Aproxima-se de mim pelo flanco, um tanto sorrateiramente, um dos três leitores assíduos desta coluna.
– Anda sumido do jornal, hein, rapaz -, brada ao pé do ouvido, colocando em sério risco o vidro de azeitonas que trago em mãos.
– Opa. Pois é, férias, né? -, justifico, recompondo-me do susto e trazendo as azeitonas (com caroço) para perto do peito. Sãs e salvas.
– Uai, mas escritor não pode gozar férias – goza ele, a fila do supermercado mais parada que a economia brasileira.

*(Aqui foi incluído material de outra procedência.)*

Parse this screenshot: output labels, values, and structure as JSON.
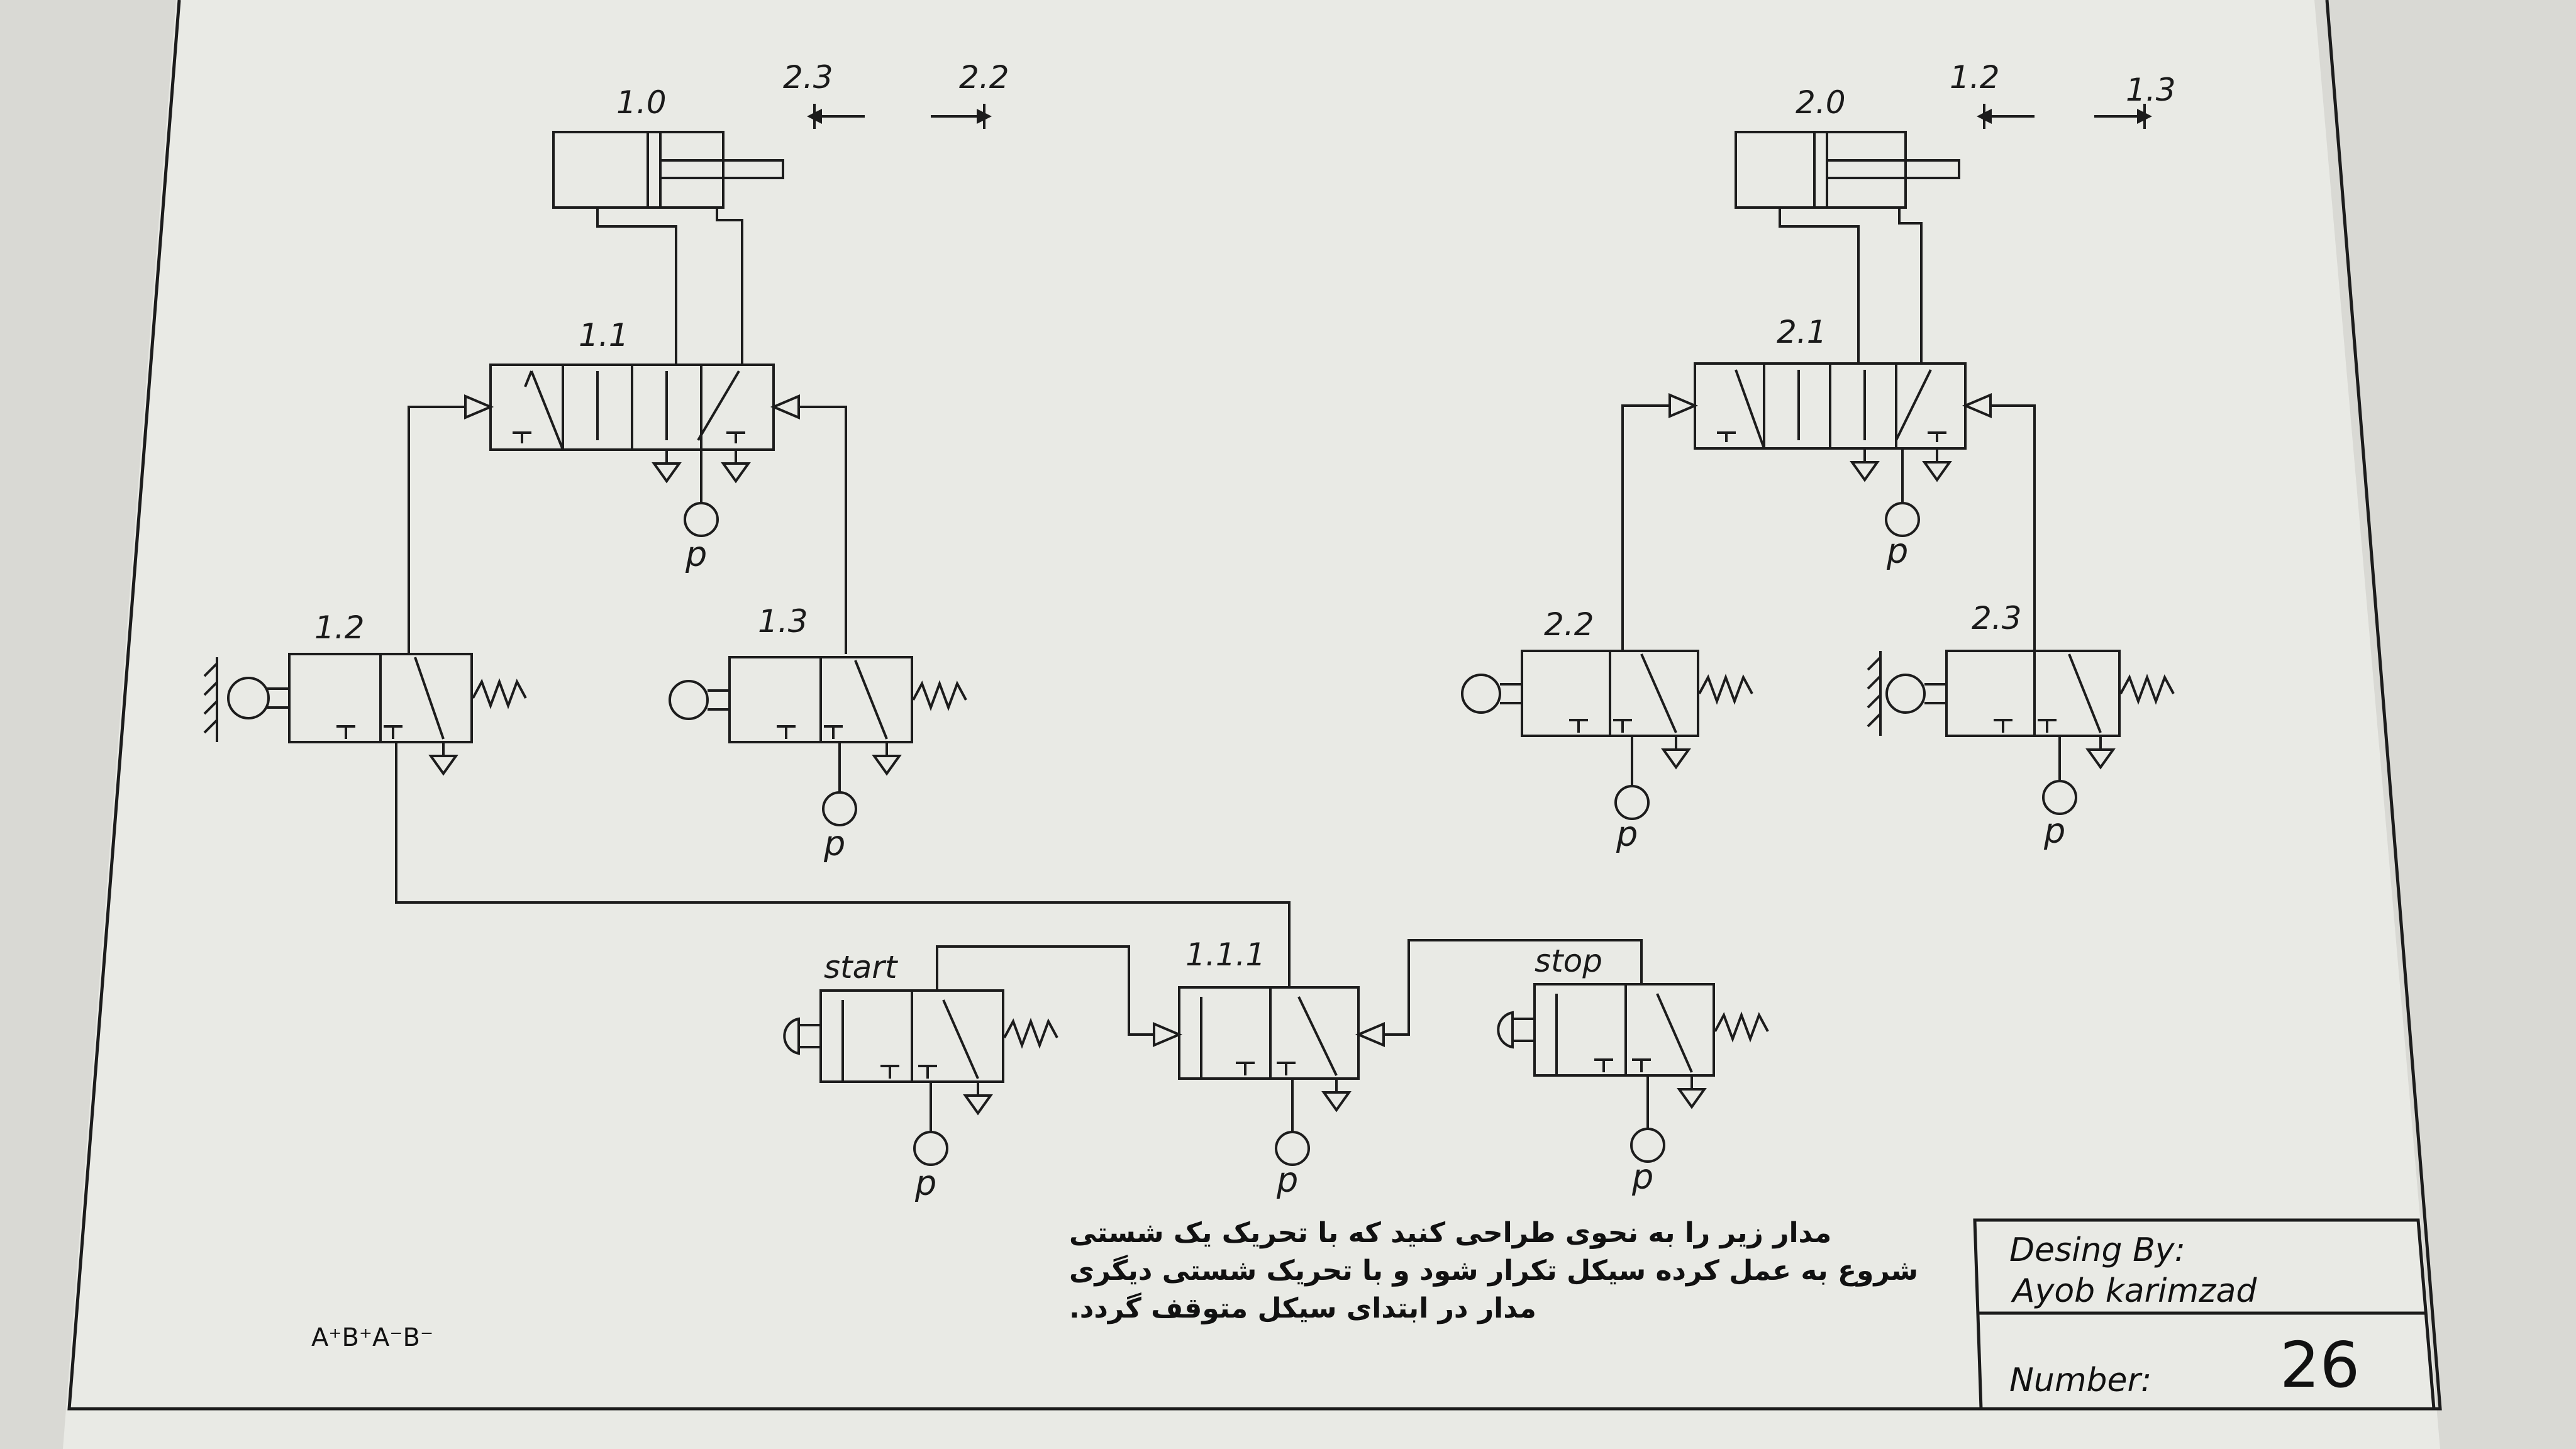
{
  "labels": {
    "cyl1": "1.0",
    "cyl2": "2.0",
    "v11": "1.1",
    "v21": "2.1",
    "v12": "1.2",
    "v13": "1.3",
    "v22": "2.2",
    "v23": "2.3",
    "v111": "1.1.1",
    "start": "start",
    "stop": "stop",
    "limit_cyl1_left": "2.3",
    "limit_cyl1_right": "2.2",
    "limit_cyl2_left": "1.2",
    "limit_cyl2_right": "1.3",
    "pressure": "p"
  },
  "note": {
    "line1": "مدار زیر را به نحوی طراحی کنید که با تحریک یک شستی",
    "line2": "شروع به عمل کرده سیکل تکرار شود و با تحریک شستی دیگری",
    "line3": "مدار در ابتدای سیکل متوقف گردد.",
    "sequence": "A⁺B⁺A⁻B⁻"
  },
  "title_block": {
    "design_label": "Desing By:",
    "designer": "Ayob karimzad",
    "number_label": "Number:",
    "number_value": "26"
  }
}
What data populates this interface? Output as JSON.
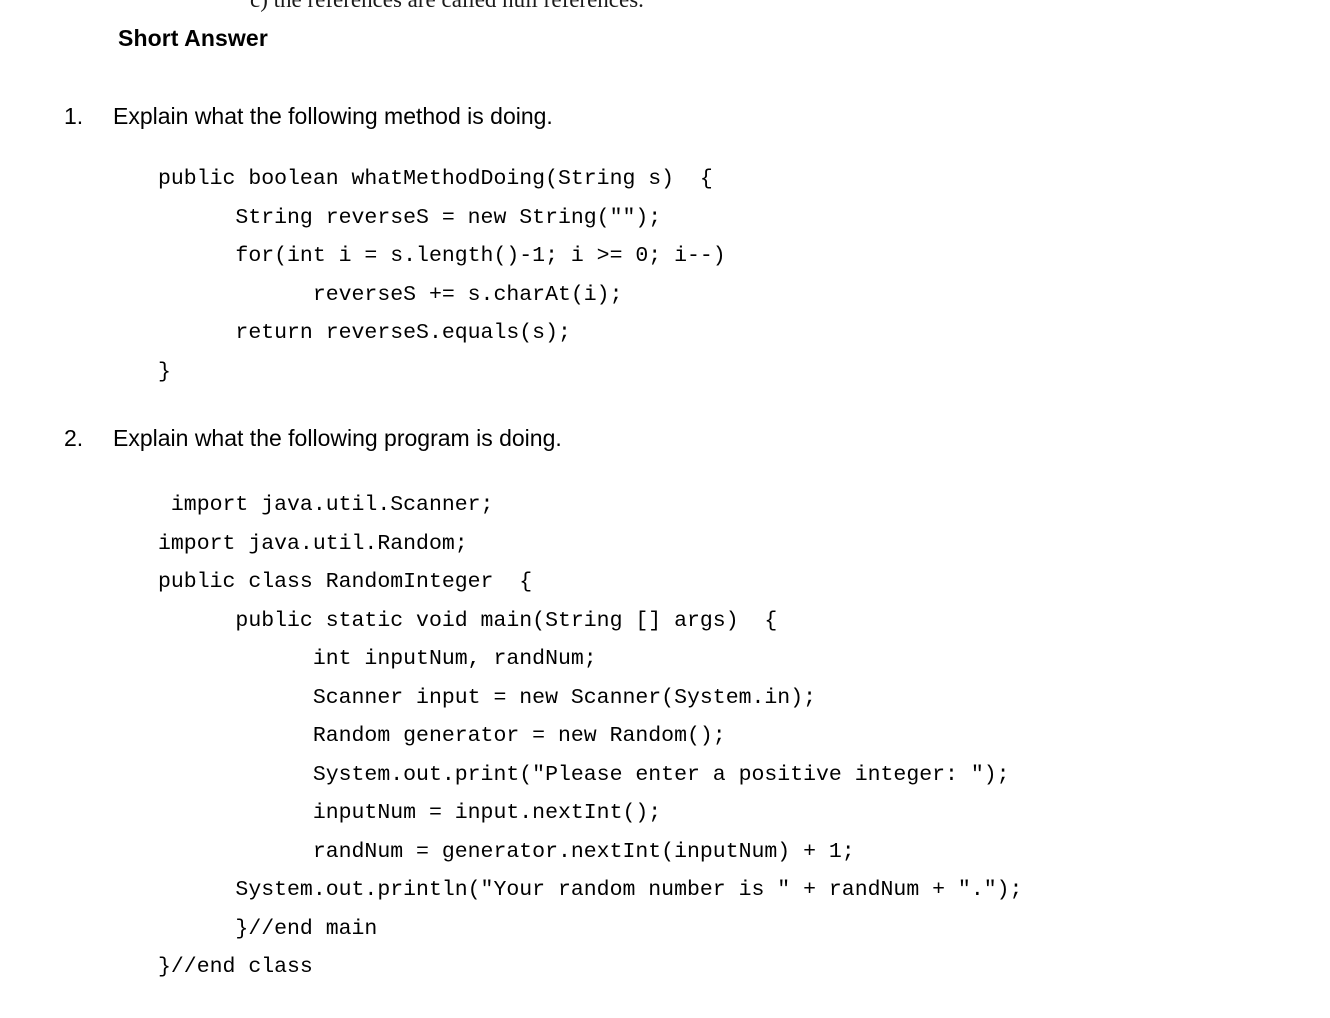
{
  "page": {
    "clipped_top_line": "c) the references are called null references.",
    "section_heading": "Short Answer"
  },
  "questions": [
    {
      "number": "1.",
      "text": "Explain what the following method is doing.",
      "code": [
        "public boolean whatMethodDoing(String s)  {",
        "      String reverseS = new String(\"\");",
        "      for(int i = s.length()-1; i >= 0; i--)",
        "            reverseS += s.charAt(i);",
        "      return reverseS.equals(s);",
        "}"
      ]
    },
    {
      "number": "2.",
      "text": "Explain what the following program is doing.",
      "code": [
        " import java.util.Scanner;",
        "import java.util.Random;",
        "public class RandomInteger  {",
        "      public static void main(String [] args)  {",
        "            int inputNum, randNum;",
        "            Scanner input = new Scanner(System.in);",
        "            Random generator = new Random();",
        "            System.out.print(\"Please enter a positive integer: \");",
        "            inputNum = input.nextInt();",
        "            randNum = generator.nextInt(inputNum) + 1;",
        "      System.out.println(\"Your random number is \" + randNum + \".\");",
        "      }//end main",
        "}//end class"
      ]
    }
  ]
}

– Tô pra concordar com você. Afinal, que direito temos?
– Rararararará! Tô brincando com você, rapaz! Você escreve muito, né?
– Ah, obrig
– Digo, em quantidade. Escrever toda semana, ter ideia toda semana, não deve ser fácil.
Olho bem para ele. Olho para a fila. Paradinha. E emendo:
– Não é tão difícil. A gente se inspira numas coisas do cotidiano, inventa outras, plagia…
– Plagia???
– Esta crônica, por exemplo. Plágio de um artigo de Hemingway de uns cem anos atrás.
– Cem… peraí. Como “esta crônica”?
– Você está na minha crônica.
– Estou?
– Está. Enquanto a gente conversa, eu já vou escrevendo a crônica na minha cabeça.
– Mentira.
– Verdade. Ou quase.
– Mas olha só que interessante…
– Não é? E vou te contar mais: nem sempre sou eu que escrevo.
– Não?!
Esbugalham-se os olhos do interlocutor.
– Não. Porque às vezes estou ocupado escrevendo coisas para que outras pessoas assinem. Ghost writing, já ouviu falar? Escritor fantasma. Eu escrevo e outra pessoa leva o crédito. Paga melhor que escrever crônica. Já escrevi roteiro de novela, livro de poema, romance… ganhei até prêmio internacional. Quer dizer, a outra pessoa ganhou, eu só ganhei o combinado em contrato.
Agora ele está instigado.
– Quê isso… Que livro foi? Eu conheço? Será que eu já li?
– Não posso contar. Contrato. Sabe como é.
– Entendo. Uai… mas se não é você quem escreve sempre as crônicas… quem escreve pra você?
A curiosidade nos olhos dele é genuína. Quase comovente. Não posso decepcioná-lo ali sob a luz fria do supermercado mais paralisado do Cascatinha.
– A minha filha.
– Ora, veja…
– Claro, nem sempre a coisa sai muito boa, ela ainda é muito jovem, então eu a deixo trancada em um quartinho que eu tenho nos fundos da casa, onde fica a comida do cachorro e as ferramentas. E aí ela fica escrevendo lá, sentada em cima de um saco de Purina Dog Chow, sem celular, sem internet, sem comida e sem água, até sair alguma coisa que preste. Digo, que preste pra jornal.
Agora ele parece um pouco chocado. Mas trato de tranquilizá-lo.
– Ah, mas ela já é crescida, bobo. Tem 13 anos. Nem reclama mais. E que fique claro, só boto pra escrever depois que ela termina o dever de casa. Senão, que tipo de pai você pensaria que eu sou?
Por um microinstante, um silêncio lunar abate-se sobre a Avenida Doutor Paulo Japiassu Coelho. Antes que a caixa registradora quebre o silêncio e anuncie minha vez, meu leitor se pronuncia:
– Esqueci de comprar pão.
– Eu guardo seu lugar.
– Precisa não, bobo.
E vai-se entre as gôndolas apinhadas de gordura vegetal hidrogenada, espessantes, corantes e acidulantes, sem no entanto escapar do meu aviso/convite:
– Ó, te espero na coluna de terça, hein!